Nach 13 Jahren und 362 Tagen verabschiedet sich die Serie «Der Kommissar und das Meer» von seiner Zuschauerschaft mit dem insgesamt 29sten Spielfilm der Reihe. Dafür kehrt noch einmal die dänische Schauspielerin Paprika Steen vor die Serienkamera zurück, die in den ersten acht Spielfilmen Walter Sittlers Serien-Ehefrau darstellte, bevor sie Schweden und ihren Gatten verließ. Ihre Szenen sind auf Rückblenden reduziert, in denen sie mit verschiedenen Personen agiert, die Kommissar Anders während seiner privaten Ermittlungen vernimmt. Ja, am Ende der Serie muss die ganz große Dramatikkeule ausgepackt werden. Irgendein Fall reicht da nicht aus.
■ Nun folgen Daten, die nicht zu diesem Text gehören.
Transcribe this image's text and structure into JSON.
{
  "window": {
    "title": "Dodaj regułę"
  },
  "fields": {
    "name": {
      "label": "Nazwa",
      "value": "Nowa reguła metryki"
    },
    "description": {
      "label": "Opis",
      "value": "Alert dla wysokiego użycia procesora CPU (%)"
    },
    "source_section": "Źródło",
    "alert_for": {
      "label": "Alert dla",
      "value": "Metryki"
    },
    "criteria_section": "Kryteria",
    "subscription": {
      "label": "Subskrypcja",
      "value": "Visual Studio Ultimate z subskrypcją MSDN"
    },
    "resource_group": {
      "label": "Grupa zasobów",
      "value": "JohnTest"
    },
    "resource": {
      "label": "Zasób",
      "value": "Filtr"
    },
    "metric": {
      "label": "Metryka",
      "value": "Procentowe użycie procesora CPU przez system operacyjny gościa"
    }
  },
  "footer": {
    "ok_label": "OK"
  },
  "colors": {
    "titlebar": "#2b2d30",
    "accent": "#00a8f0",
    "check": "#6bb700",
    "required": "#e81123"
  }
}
Die Ex-Frau muss es schon sein, die den Weg allen Daseins (unfreiwillig) beschreitet, und natürlich muss der Kommissar selbst ins Visier der Ermittler geraten. Doch so wirklich Funken lässt sich die Geschichte nicht fliegen, fehlt es der Story doch an Spannung. Wenn mal so etwas wie Spannung entsteht, dann in den Szenen, in denen sich der Kommissar vor seiner neuen Kollegin verstecken muss, die es natürlich gar nicht gerne sieht, dass Anders selbst ermittelt. Vor allem nicht, da sie ihn nun einmal für den Täter hält.
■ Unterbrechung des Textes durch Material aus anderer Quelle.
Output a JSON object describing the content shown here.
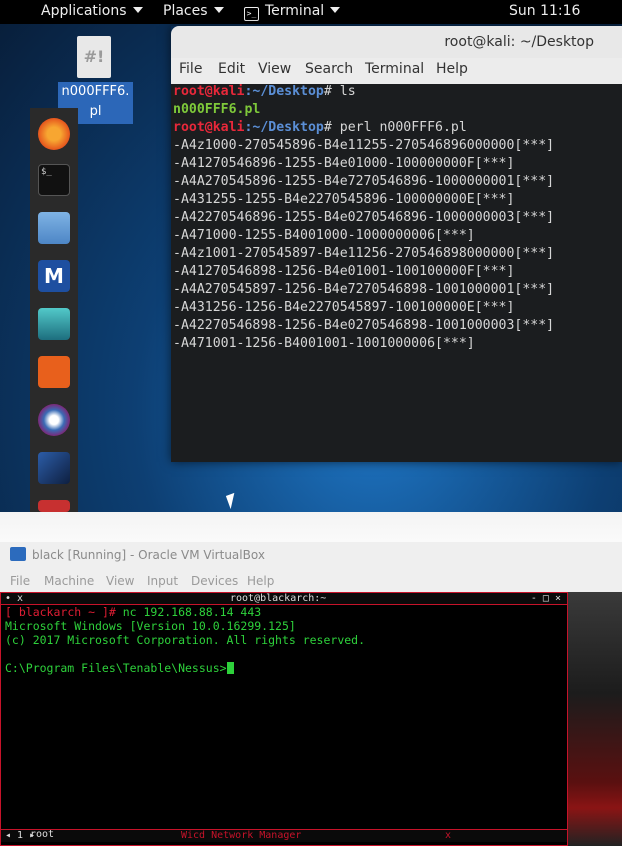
{
  "kali": {
    "topbar": {
      "applications": "Applications",
      "places": "Places",
      "terminal": "Terminal",
      "clock": "Sun 11:16"
    },
    "desktop_icon": {
      "glyph": "#!",
      "label": "n000FFF6.\npl"
    },
    "dock_icons": [
      "firefox-icon",
      "terminal-icon",
      "files-icon",
      "metasploit-icon",
      "armitage-icon",
      "burpsuite-icon",
      "maltego-icon",
      "beef-icon"
    ],
    "window": {
      "title": "root@kali: ~/Desktop",
      "menu": [
        "File",
        "Edit",
        "View",
        "Search",
        "Terminal",
        "Help"
      ],
      "prompt_user": "root@kali",
      "prompt_path": ":~/Desktop",
      "prompt_symbol": "# ",
      "cmd1": "ls",
      "ls_output": "n000FFF6.pl",
      "cmd2": "perl n000FFF6.pl",
      "output": [
        "-A4z1000-270545896-B4e11255-270546896000000[***]",
        "-A41270546896-1255-B4e01000-100000000F[***]",
        "-A4A270545896-1255-B4e7270546896-1000000001[***]",
        "-A431255-1255-B4e2270545896-100000000E[***]",
        "-A42270546896-1255-B4e0270546896-1000000003[***]",
        "-A471000-1255-B4001000-1000000006[***]",
        "-A4z1001-270545897-B4e11256-270546898000000[***]",
        "-A41270546898-1256-B4e01001-100100000F[***]",
        "-A4A270545897-1256-B4e7270546898-1001000001[***]",
        "-A431256-1256-B4e2270545897-100100000E[***]",
        "-A42270546898-1256-B4e0270546898-1001000003[***]",
        "-A471001-1256-B4001001-1001000006[***]"
      ]
    }
  },
  "vbox": {
    "title": "black [Running] - Oracle VM VirtualBox",
    "menu": [
      "File",
      "Machine",
      "View",
      "Input",
      "Devices",
      "Help"
    ],
    "terminal": {
      "title": "root@blackarch:~",
      "top_left": "• x",
      "top_right": "- □ ×",
      "prompt_open": "[ ",
      "prompt_host": "blackarch",
      "prompt_rest": " ~ ]# ",
      "command": "nc 192.168.88.14 443",
      "line2": "Microsoft Windows [Version 10.0.16299.125]",
      "line3": "(c) 2017 Microsoft Corporation. All rights reserved.",
      "line5": "C:\\Program Files\\Tenable\\Nessus>",
      "status_left": "◂ 1 ▸",
      "status_center": "Wicd Network Manager",
      "status_x": "x"
    },
    "side_label": "root"
  },
  "colors": {
    "kali_prompt": "#e8283a",
    "kali_path": "#5b8fd6",
    "file_green": "#7ec93a",
    "blackarch_green": "#2ed13b",
    "blackarch_red": "#c7132a"
  }
}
Diese Spannungsmomente sind arg konstruiert, denn der Fall als solcher ist doch eher simpel, wenngleich nicht schlecht geschrieben. Die Anzahl an möglichen Verdächtigen beschränkt sich auf gerade einmal drei Figuren und die Auflösung ist in sich geschlossen, logisch und nicht frei von Tragik. Es ist aber eine Geschichte, die man normalerweise in einer Vorabendserie verorten würde, wo sie im 45-Minuten-Format problemlos bestehen würde. Doch im Fall von «Woher wir kommen, wohin wir gehen,» muss diese Geschichte auf 90 Minuten gedehnt werden, weil der Kommissar ja persönlich involviert ist und durch sein Verhalten die Ermittlungen dehnt und dehnt. Das ist nämlich die Krux: Würde Anders seiner Kollegin alles erzählen, was er weiß, würde sie diesen Spuren nachgehen und würde vermutlich den Fall aufklären. Schnell und professionell. Stattdessen verhält sich der Kommissar wie ein Mörder auf der Flucht, der nebenbei seine Spuren verwischen will, sodass er letztlich die Ermittlungen tatsächlich aktiv behindert. So kommt der Film zwar auf seine 90 Minuten Spielzeit, Spaß macht das aber alles nicht. Aber es muss am Ende der Serie (in dieser Form) ja unbedingt eine persönliche Note stehen, ein persönliches Drama, damit die Hauptfigur mit dem Kapitel Schweden abschließen kann. Nur leider ist von Schmerz und Verzweiflung wenig zu spüren. Es gibt keinen Moment voller Zorn, Wut, Trauer, der eben diesen Schmerz greifbar machen würde. Vielleicht ist da eine Verantwortung, die Anders seinem Sohn gegenüber empfindet (wo ist eigentlich seine Tochter geblieben, die es in früheren Spielfilmen der Reihe gegeben hat?). Und ja, vielleicht macht Anders sich Vorwürfen, da er am Abend ihres Verschwindens nicht nach ihr gesucht hat. Dieser Punkt der Geschichte aber hinterlässt einen seltsamen Beigeschmack: Da ruft ihn seine Ex-Ehefrau nach Jahren ohne Kontakt an, will ihn sprechen, ist dann nicht am Treffpunkt und der erfahrene Kommissar geht ihrem Verschwinden nicht nach? Wäre seine Ex-Frau in früheren Filmen als sprunghaft dargestellt worden, ginge dieses Verhalten vielleicht so gerade durch. Nur so ist sie nicht dargestellt worden. Warum also nimmt ihr Verschwinden hin wie das Nicht-Vorhandensein des Lieblingskäses im Aldi-Regal. Getreu dem Motto: Ist schade, ist jetzt aber auch kein Weltuntergang.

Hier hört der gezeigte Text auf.